Free-Energy Inventors and My Effort
When the Time Is Right, There Will Be No Lack of Free-Energy Inventors
As I recently wrote, I was approached by a free-energy inventor at Substack. I just reread my post on free-energy inventors and free-energy physics, and I adequately covered the topic, but I can expand on my strategy. Without what I call a choir, the rest is pointless. Free energy is not going to come from some inventor/messiah, here to save us all. For an effort to have a prayer, it is going to need many thousands of people who are on the same page. The group that I have in mind is like nothing that has ever been seen on Earth before, so I am trying to roll my own.
My initial orientation to the energy issue was the inventor’s, with my background. I saw inventors as heroes. My days with Dennis Lee cured me of that orientation. My first inkling that I was deluded about inventors came a few months after I met Dennis, when an inventor in his stable told me how inventors acted. That inventor soon showed his true colors, too, but he was far from alone. The closest thing that I ever met to an altruistic inventor was my mentor, which is what helped mislead me. I thought that he was normal, when he was highly unusual.
I saw a parade of inventors come through Dennis’s doors. Not one of them had the right stuff. They were trying to get rich and famous, sold themselves to the highest bidder, and regularly betrayed our effort. No wonder the friendly buyout offer works so well. But very few free-energy inventors have anything that works. I have seen the estimate that over 95% of them don’t, and that made sense to me. Dennis flew around the USA, meeting with free-energy inventors.

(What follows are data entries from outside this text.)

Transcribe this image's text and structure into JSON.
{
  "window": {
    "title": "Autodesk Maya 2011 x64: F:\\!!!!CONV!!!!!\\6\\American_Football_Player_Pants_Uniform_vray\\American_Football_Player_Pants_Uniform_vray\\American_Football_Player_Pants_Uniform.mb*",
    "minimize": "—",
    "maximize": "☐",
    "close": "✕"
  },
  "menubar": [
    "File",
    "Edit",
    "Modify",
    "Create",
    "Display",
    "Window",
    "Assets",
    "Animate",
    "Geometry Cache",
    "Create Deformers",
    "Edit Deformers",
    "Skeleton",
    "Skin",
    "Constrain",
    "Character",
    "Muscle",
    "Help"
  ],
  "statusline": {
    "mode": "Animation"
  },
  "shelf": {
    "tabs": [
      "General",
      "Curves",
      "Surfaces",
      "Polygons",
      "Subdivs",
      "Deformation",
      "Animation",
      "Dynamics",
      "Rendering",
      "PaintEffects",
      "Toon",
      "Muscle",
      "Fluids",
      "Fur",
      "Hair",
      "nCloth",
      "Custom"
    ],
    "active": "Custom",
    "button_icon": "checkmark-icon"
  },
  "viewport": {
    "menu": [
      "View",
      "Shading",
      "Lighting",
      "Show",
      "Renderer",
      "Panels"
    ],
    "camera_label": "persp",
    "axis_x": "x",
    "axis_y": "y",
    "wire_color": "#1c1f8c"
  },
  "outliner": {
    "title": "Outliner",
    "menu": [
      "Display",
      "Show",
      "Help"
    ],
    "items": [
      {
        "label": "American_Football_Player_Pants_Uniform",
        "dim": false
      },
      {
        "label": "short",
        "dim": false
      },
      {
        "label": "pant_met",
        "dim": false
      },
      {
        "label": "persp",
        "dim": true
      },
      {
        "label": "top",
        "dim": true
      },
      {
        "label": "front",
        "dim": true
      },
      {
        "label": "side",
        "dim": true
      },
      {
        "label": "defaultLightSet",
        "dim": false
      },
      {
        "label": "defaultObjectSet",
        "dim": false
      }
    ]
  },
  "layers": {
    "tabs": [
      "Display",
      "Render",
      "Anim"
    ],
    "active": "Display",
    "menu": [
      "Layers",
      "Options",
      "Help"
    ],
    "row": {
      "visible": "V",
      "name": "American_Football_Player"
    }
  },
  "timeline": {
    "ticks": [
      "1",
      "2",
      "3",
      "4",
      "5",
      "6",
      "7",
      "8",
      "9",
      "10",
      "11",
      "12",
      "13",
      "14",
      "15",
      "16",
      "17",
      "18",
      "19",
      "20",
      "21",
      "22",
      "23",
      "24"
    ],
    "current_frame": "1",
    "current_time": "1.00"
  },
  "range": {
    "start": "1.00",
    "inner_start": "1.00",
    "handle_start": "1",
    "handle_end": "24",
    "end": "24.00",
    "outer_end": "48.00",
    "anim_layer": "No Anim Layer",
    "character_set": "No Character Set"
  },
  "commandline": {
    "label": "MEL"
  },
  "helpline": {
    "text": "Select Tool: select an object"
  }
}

I have seen free-energy prototypes, watched them work, and laid my hands on them. We were building some when we were wiped out. Brian O’Leary traveled the world for several years, visiting free-energy labs and workshops. He saw enough that worked that he became the Paul Revere of Free Energy. I heard of Sparky Sweet’s device before I left my home town in 1990, heard people such as Mark Comings speak of their adventures, and my close friend told me of his underground exotic technology show. For many years, I have been dreading the day when somebody tries to give me their free-energy prototype. There are people in my life who might try, and I will decline that offer if I ever get it. My effort is not ready for it.
I have encountered probably a dozen alternative physics models, and their primary upshot is always free energy. For the technically minded, they can try to digest Sparky’s paper. Even if that inventor that approached me didn’t immediately come off as unhinged, the last thing that I need right now is another inventor explaining how his prototype works. Thousands of energy (including free energy) prototypes sit on shelves across the USA and the world. I have seen and heard of them, in garages, sheds, and warehouses.
Dennis sold the best heating system that has ever been on the world market. I spent months back in 1990-1991 studying thermodynamics, Mr. Mentor’s and Victor Fischer’s patents, after I met with the literal rocket scientist who was the greatest champion of Mr. Mentor’s engine, and I understood the science behind why Dennis’s heat pump was so superior to anything else on the market. Dennis’s heat pump’s performance is easily explained with garden-variety thermodynamics, but I am still waiting, over 30 years later, to have my first robust discussion with anybody on why his heat pump was so superior. If nobody can have that conversation with me, how useless is a free-energy physics discussion going to be?
The point in my writings on free-energy theory is that Nikola Tesla, David Bohm, and others thought that free energy was possible. So, when I hear from scientists and engineers that free energy is “impossible,” I just shake my head. They are the professional descendants of scientists who called the light bulb and human-powered flight impossible. Soon before he died, Brian told me that today’s scientists are more closed-minded than they were in the days of Edison and the Wright brothers, as if scientists have learned nothing since then.
And I know that free-energy technology exists. That is the craziest part of all, when people tell me that something that already exists is impossible.
There may come a time when an effort like mine is ready to actually “do something,” and if that day arrives, there will be no shortage of free-energy inventors who hawk their wares, with their explanations of how they work, etc. For what I am doing, that day is a long way off.